Последовала минута полнейшего ошеломленного молчания, которое, наконец, было нарушено взрывом хохота. Смеялась Марджори. Джордж снял очки и протер стекла, качая головой. Делия бросила взгляд за окно, в сад, пестревший солнечными пятнами и зеленью, которая день ото дня делалась все пышнее, и ощутила внезапную радость от того, что им не надо покидать виллу прямо сейчас, а можно побыть еще некоторое время.

Люциус был настроен по-деловому.

— То есть эта сумасшедшая женщина учредила поиски клада? Для людей, которых она не знает? Это что, какая-то шутка? Да нет, вряд ли; адвокаты никогда не шутят. О'кей, вы просмотрели все бумаги в доме?

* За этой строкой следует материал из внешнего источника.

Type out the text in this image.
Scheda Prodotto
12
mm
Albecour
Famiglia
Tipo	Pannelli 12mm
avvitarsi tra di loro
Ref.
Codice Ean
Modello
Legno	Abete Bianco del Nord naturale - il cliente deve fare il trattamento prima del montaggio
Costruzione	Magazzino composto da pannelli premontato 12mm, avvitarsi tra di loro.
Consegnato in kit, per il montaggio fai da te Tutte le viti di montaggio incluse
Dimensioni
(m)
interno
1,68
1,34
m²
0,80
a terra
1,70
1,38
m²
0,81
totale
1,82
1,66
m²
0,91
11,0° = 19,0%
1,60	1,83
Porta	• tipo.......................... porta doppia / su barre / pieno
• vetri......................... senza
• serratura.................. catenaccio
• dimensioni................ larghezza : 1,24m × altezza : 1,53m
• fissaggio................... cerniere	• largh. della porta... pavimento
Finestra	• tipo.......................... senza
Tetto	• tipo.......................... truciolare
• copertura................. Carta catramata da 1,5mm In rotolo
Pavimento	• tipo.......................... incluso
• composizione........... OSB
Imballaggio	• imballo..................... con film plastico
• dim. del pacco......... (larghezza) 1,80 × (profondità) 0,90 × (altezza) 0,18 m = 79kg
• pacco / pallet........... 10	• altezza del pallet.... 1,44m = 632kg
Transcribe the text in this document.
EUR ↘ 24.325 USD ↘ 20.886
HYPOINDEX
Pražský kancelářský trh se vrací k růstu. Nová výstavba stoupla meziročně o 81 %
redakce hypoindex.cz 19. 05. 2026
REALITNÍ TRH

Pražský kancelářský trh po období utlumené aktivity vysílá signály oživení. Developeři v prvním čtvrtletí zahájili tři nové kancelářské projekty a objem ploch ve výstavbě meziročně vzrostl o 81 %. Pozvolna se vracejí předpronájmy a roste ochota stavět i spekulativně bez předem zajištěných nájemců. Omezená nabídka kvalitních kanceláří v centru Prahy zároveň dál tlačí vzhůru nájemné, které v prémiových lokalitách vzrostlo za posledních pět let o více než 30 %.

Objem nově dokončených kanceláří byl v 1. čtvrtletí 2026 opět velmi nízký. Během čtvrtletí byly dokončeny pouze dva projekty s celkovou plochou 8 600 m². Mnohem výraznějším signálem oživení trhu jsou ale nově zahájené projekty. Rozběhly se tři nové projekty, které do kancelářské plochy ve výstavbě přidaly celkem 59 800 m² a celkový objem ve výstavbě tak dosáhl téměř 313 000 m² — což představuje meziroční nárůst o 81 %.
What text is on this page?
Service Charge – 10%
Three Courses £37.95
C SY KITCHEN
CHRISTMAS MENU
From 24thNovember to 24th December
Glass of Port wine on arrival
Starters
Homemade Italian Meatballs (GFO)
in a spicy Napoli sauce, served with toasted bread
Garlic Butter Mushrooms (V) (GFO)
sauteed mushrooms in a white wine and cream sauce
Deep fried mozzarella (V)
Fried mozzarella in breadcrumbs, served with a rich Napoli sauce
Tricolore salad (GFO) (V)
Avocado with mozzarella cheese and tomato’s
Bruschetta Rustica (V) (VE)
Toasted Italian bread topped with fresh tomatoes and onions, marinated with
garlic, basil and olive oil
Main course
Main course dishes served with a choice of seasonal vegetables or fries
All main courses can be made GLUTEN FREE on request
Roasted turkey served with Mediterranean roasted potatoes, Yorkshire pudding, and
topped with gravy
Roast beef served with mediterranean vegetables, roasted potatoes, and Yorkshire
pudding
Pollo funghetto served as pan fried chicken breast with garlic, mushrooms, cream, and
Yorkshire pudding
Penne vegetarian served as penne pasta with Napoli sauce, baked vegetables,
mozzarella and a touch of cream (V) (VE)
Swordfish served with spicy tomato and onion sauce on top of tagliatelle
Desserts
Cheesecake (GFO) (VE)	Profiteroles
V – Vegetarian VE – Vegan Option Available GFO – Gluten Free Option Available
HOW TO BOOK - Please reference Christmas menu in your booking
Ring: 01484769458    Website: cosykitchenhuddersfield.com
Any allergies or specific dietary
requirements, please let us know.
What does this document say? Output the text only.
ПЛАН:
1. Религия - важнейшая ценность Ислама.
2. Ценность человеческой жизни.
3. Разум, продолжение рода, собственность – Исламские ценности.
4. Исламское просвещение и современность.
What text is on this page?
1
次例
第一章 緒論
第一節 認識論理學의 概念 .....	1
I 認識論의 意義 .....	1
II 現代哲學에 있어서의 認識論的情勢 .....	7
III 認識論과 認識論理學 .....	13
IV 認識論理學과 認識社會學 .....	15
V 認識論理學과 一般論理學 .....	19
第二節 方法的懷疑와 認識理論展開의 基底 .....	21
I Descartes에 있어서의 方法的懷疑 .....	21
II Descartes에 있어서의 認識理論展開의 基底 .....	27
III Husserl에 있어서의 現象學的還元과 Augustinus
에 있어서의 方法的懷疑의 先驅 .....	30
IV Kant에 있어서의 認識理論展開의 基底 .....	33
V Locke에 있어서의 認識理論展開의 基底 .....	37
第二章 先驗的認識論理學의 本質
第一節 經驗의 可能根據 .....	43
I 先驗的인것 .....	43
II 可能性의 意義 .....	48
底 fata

Должны были это сделать.

— Это было частью моих обязанностей. Все находится в совершенном порядке — у синьоры был дотошный и педантичный ум.

— Скорее коварный, если вы спросите мое мнение, — продолжил американец. — Итак, пресловутый кодицилл спрятан где-то в этой обширной резиденции, и ждет, когда мы его найдем. Так он может быть где угодно — в старой книге, за каким-нибудь живописным полотном.

— В своих инструкциях завещательница отмечает, что вы не найдете его, специально разыскивая, но что он обнаружится, когда придет время.

— Безумие в сочетании с мистицизмом.

— Я полагаю, — осторожно спросил Джордж, — Беатриче Маласпина была полностью в здравом уме, когда составляла свое завещание?

— О, никаких сомнений, абсолютно никаких, — заверил адвокат. — Ей, как вы, англичане, говорите, ума было не занимать. Она совершенно точно знала, что делает. Ну а теперь условия.

— Условия? — повторил Люциус. — Где адвокаты, там и условия. Давайте же послушаем.

— Все очень просто. Каждый из вас четверых должен согласиться с условиями, которые Маласпина сформулировала. Вы должны согласиться приехать — это уже сделано. И вы должны согласиться погостить здесь определенное время — а именно тридцать три дня с того момента, как я обнародую перед вами эти указания. То есть с сегодняшнего дня, который считается первым из этих тридцати трех.

— Тридцать три дня? — проговорил Джордж. — Почему именно тридцать три? Почему не календарный месяц или четыре недели?

Доктор Кальдерини воздел плечи в самом неумеренном и экстравагантном пожатии.

— А вдруг мы отыщем его завтра? — спросила Делия.

— Не отыщем, — усмехнулась Марджори. — Беатриче Маласпина слишком умна для этого.

— Отлично. Я готов принять вызов, — кивнул Уайлд.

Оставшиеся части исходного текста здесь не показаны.